Developer payload

Developer payload has historically been used for various purposes, including fraud prevention and attributing purchases to the correct user. With versions 2.2 and higher of the Google Play Billing Library, intended use cases that previously relied on developer payload are now fully supported in other parts of the library.

With this support in place, we have deprecated developer payload, starting with version 2.2 of the Google Play Billing Library. Methods associated with developer payload have been deprecated in version 2.2 and were removed in version 3.0. Note that your app can continue to retrieve developer payload for purchases made using either previous versions of the library or AIDL.

For a detailed list of changes, see the Google Play Billing Library 2.2 release notes. and Google Play Billing Library 3.0 release notes.

Purchase verification

To ensure purchases are authentic and not forged or replayed, Google recommends using the purchase token (obtained from the getPurchaseToken() method in the Purchase object) along with the Google Play Developer APIs to verify purchases are authentic. For more information, see Fight fraud and abuse.

Purchase attribution

Many apps, particularly games, need to ensure that a purchase is correctly attributed to the in-game character/avatar or in-app user profile that initiated the purchase. Starting with Google Play Billing Library 2.2, your app can pass obfuscated account and profile identifiers to Google when launching the purchase dialog and have them returned when retrieving a purchase.

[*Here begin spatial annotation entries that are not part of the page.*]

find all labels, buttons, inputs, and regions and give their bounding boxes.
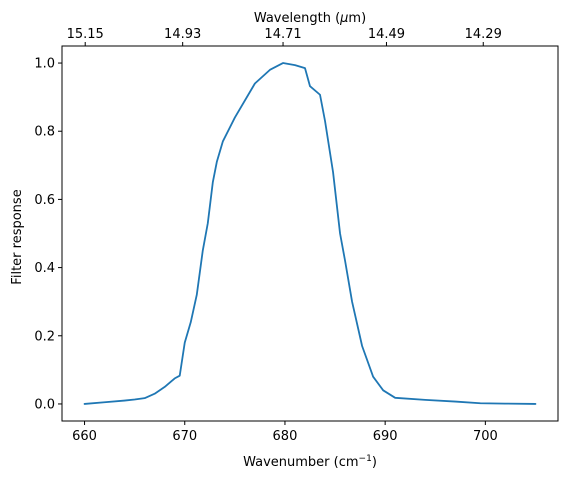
x-axis-label: Wavenumber (cm−1): [243, 454, 377, 470]
y-tick-label: 0.2: [34, 329, 55, 344]
x-tick-label: 700: [473, 429, 498, 444]
top-tick-label: 14.93: [164, 27, 201, 42]
y-axis-label: Filter response: [10, 189, 25, 284]
y-tick-label: 0.4: [34, 261, 55, 276]
x-tick-label: 670: [172, 429, 197, 444]
series-layer: [83, 62, 537, 405]
top-tick-label: 14.71: [264, 27, 301, 42]
y-tick-label: 0.6: [34, 193, 55, 208]
x-tick-label: 660: [72, 429, 97, 444]
y-tick-label: 1.0: [34, 57, 55, 72]
plot-area-frame: [61, 45, 559, 422]
series-line-0: [83, 62, 537, 405]
x-tick-label: 690: [373, 429, 398, 444]
top-tick-label: 14.29: [465, 27, 502, 42]
y-tick-label: 0.8: [34, 125, 55, 140]
top-tick-label: 15.15: [67, 27, 104, 42]
x-tick-label: 680: [273, 429, 298, 444]
y-tick-label: 0.0: [34, 397, 55, 412]
top-x-axis-label: Wavelength (μm): [254, 11, 366, 26]
top-tick-label: 14.49: [368, 27, 405, 42]
ticks-layer: 660 670 680 690 700 0.0 0.2 0.4 0.6 0.8 1.0 15.15 14…: [34, 27, 502, 444]
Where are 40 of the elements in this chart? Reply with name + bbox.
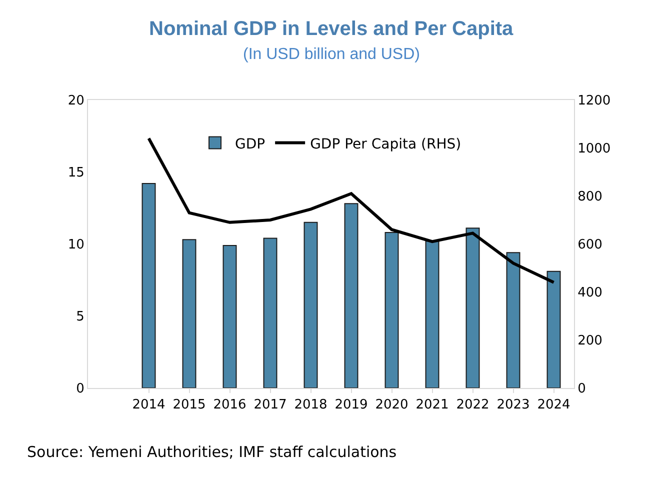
y-tick-label: 10 [68,238,84,253]
legend-label: GDP Per Capita (RHS) [310,136,462,152]
bar [222,244,237,388]
x-tick-label: 2020 [375,398,408,413]
chart-subtitle: (In USD billion and USD) [243,46,420,63]
source-note: Source: Yemeni Authorities; IMF staff calculations [27,443,397,461]
x-tick-label: 2018 [294,398,328,413]
y2-tick-label: 800 [578,190,602,205]
bar [546,270,561,388]
y2-tick-label: 1000 [578,142,611,157]
bar [506,252,520,388]
x-tick-label: 2016 [213,398,246,413]
y2-tick-label: 0 [578,382,586,397]
bar [263,238,278,388]
x-tick-label: 2022 [456,398,490,413]
y2-tick-label: 600 [578,238,602,253]
x-tick-label: 2019 [334,398,368,413]
legend-label: GDP [235,136,266,152]
x-tick-label: 2014 [132,398,166,413]
bar [425,240,440,388]
bar [142,183,156,388]
y2-tick-label: 200 [578,334,602,349]
bar [182,239,196,388]
bar [304,222,318,388]
x-tick-label: 2017 [254,398,287,413]
y2-tick-label: 1200 [578,94,611,109]
y2-tick-label: 400 [578,286,602,301]
line-series [147,136,556,284]
chart-title: Nominal GDP in Levels and Per Capita [149,18,514,40]
x-tick-label: 2021 [416,398,449,413]
bar [344,203,358,388]
y-tick-label: 20 [68,94,84,109]
y-tick-label: 0 [76,382,84,397]
y-tick-label: 5 [76,310,84,325]
y-tick-label: 15 [68,166,84,181]
x-tick-label: 2023 [496,398,530,413]
x-tick-label: 2015 [172,398,206,413]
x-tick-label: 2024 [537,398,570,413]
bar [466,228,480,388]
bar [384,232,399,388]
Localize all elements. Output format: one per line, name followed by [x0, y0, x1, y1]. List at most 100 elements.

Use the setObfuscatedAccountId() and setObfuscatedProfileId() parameters in BillingFlowParams and retrieve them using the getAccountIdentifiers() method in the Purchase object.

Associate metadata with a purchase

Google recommends storing metadata about a purchase on a secure backend server that you maintain. This purchase metadata should be associated with the purchase token obtained using the getPurchaseToken method in the Purchase object. This data can be persisted by passing the purchase token and metadata to your backend when your PurchasesUpdatedListener is called after a successful purchase.

To ensure metadata is associated in the case of purchase flow interruptions, Google recommends storing the metadata on your backend server prior to launching the purchase dialog and associating it with your user’s account ID, the SKU being purchased, and the current timestamp.

If the purchase flow is interrupted before your PurchasesUpdatedListener is called, your app will discover the purchase once your app resumes and calls BillingClient.queryPurchasesAsync(). You can then send the values retrieved from the Purchase object's getPurchaseTime(), getSku(), and getPurchaseToken() methods to your backend server to look up metadata, associate the metadata with the purchase token, and continue processing the purchase. Note that the timestamp you initially stored won't exactly match the value from the Purchase object's getPurchaseTime(), so you would need to compare them in an approximate way. For example, you can check if the values are within a certain time period of each other.